Developmental Dilemmas, Power, and Institutional Entrepreneurship: A lens for Policy Analysis

Abstract

Why do well-meaning developmental policies so often fail? Consider the recent collapse of the well-constructed peace agreement between the Colombian government and FARC guerillas. Likewise, privatizing former Soviet assets in Russia engendered authoritarian kleptocracy. In such cases, self-interested activity of powerful agents undermines policy initiatives. Alas, achieving inclusive development entails resolving dense collective-action problems of forging cooperation among agents with disparate resources, interests, and understandings. Resolution requires functional configurations of inclusive informal and formal institutions. Yet, powerful actors shape institutional evolution in their favor—because they can. How to proceed?

In this seminar, I will outline elements of a conceptual framework for policy-relevant inquiry into such dilemmas. I will open with background for systematically conceptualizing power, social dilemmas, and four types of agency: leadership, following, brokerage, and institutional entrepreneurship. I will focus on the latter. Institutional entrepreneurs invest resources into discovering narratives and actions in efforts to influence the political-economic and normative understandings that underlie strategic interactions. Such interactions influence trajectories of institutional evolution. By extension they condition prospects for resolving developmental dilemmas. Moreover, these dynamics operate within specific social contexts that are framed by identifiable distinctions in configurations of power. Policymakers beware.
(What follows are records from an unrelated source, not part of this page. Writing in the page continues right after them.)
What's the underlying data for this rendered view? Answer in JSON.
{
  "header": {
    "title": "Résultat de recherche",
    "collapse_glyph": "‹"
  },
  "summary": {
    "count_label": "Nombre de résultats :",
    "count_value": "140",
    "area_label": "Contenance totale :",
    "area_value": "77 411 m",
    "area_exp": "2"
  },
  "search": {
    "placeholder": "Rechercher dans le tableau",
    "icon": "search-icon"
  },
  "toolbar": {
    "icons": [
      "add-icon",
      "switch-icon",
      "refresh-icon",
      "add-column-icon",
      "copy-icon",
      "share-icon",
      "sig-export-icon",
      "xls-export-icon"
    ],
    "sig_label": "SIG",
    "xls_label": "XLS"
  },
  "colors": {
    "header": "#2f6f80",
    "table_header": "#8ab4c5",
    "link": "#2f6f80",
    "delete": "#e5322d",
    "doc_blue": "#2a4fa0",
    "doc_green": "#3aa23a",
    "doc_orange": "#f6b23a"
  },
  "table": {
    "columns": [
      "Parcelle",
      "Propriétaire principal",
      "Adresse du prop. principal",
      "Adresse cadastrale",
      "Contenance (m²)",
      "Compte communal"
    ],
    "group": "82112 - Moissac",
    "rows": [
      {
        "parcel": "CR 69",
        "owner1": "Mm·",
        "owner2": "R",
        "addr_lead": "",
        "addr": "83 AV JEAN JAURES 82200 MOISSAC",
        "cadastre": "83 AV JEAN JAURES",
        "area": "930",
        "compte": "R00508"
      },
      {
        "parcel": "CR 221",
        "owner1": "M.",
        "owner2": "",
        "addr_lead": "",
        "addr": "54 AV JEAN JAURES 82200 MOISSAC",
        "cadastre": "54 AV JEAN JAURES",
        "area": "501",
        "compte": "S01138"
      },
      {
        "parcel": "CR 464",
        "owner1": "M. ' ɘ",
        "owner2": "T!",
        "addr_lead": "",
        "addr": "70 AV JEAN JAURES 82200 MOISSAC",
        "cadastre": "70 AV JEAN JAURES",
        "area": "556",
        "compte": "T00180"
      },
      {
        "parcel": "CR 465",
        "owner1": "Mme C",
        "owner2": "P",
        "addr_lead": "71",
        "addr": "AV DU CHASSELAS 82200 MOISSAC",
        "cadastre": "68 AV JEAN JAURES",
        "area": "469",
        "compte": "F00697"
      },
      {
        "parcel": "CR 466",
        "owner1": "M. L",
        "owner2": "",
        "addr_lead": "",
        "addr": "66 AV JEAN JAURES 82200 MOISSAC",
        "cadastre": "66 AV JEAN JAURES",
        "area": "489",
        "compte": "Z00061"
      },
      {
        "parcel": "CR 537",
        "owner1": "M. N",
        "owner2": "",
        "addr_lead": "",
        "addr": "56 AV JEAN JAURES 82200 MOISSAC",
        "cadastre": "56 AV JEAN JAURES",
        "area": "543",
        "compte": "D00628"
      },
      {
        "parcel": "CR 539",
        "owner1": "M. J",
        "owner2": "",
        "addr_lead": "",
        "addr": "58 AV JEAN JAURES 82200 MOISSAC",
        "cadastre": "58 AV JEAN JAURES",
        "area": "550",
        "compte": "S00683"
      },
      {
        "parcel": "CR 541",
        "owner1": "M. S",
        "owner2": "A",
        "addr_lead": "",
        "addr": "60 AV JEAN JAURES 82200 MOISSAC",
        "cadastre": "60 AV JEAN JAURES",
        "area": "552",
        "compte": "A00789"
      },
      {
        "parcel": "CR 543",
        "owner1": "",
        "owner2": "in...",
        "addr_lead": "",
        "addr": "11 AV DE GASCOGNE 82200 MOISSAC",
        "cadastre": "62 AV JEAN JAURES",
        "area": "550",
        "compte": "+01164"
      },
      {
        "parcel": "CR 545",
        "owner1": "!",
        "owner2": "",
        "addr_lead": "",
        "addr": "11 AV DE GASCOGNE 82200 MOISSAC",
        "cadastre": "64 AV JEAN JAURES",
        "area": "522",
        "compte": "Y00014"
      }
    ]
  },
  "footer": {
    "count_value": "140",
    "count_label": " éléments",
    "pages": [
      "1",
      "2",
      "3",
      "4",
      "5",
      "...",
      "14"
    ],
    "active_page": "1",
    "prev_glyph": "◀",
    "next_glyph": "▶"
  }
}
This systematic approach to power, and agency facilitates inquiry into the roots and consequences of context-specific developmental dilemmas. As such, it offers conceptual foundation for developmental policy inquiry and analysis.



About the speaker

William Ferguson is the Gertrude B. Austin Professor of Economics at Grinnell College. After majoring in history at Grinnell College, he worked as an urban community organizer in Seattle, WA. In 1989, he earned a Ph.D. in economics from the University of Massachusetts, Amherst and began teaching at Grinnell College. These experiences inform his scholarship on political economy theory. His early scholarship focuses on labor economics, emphasizing bargaining theory and collective action. In the early 2000s, he broadens his focus to game-theoretic institutional political economy. His 2013 Stanford UP book, Collective Action and Exchange: A Game-Theoretic Approach to Contemporary Political Economy, opens with microfoundations of collective-action problems before proceeding to a game-theoretic approach to power, informal and formal institutions, policymaking, and economic growth. His 2020 Stanford UP sequel, The Political Economy of Collective Action, Inequality, and Development, proposes a framework for development theory using a typology of political settlements to analyze collective-action problems of political-economic development. He continues this theme as a coauthor of the 2022 Oxford book Political Settlements and Development: Theory, Evidence, Implications. His current manuscript for the Cambridge Series in Development Economics, Developmental Dilemmas: The Role of Power and Agency, focuses more specifically on how power shapes developmental prospects.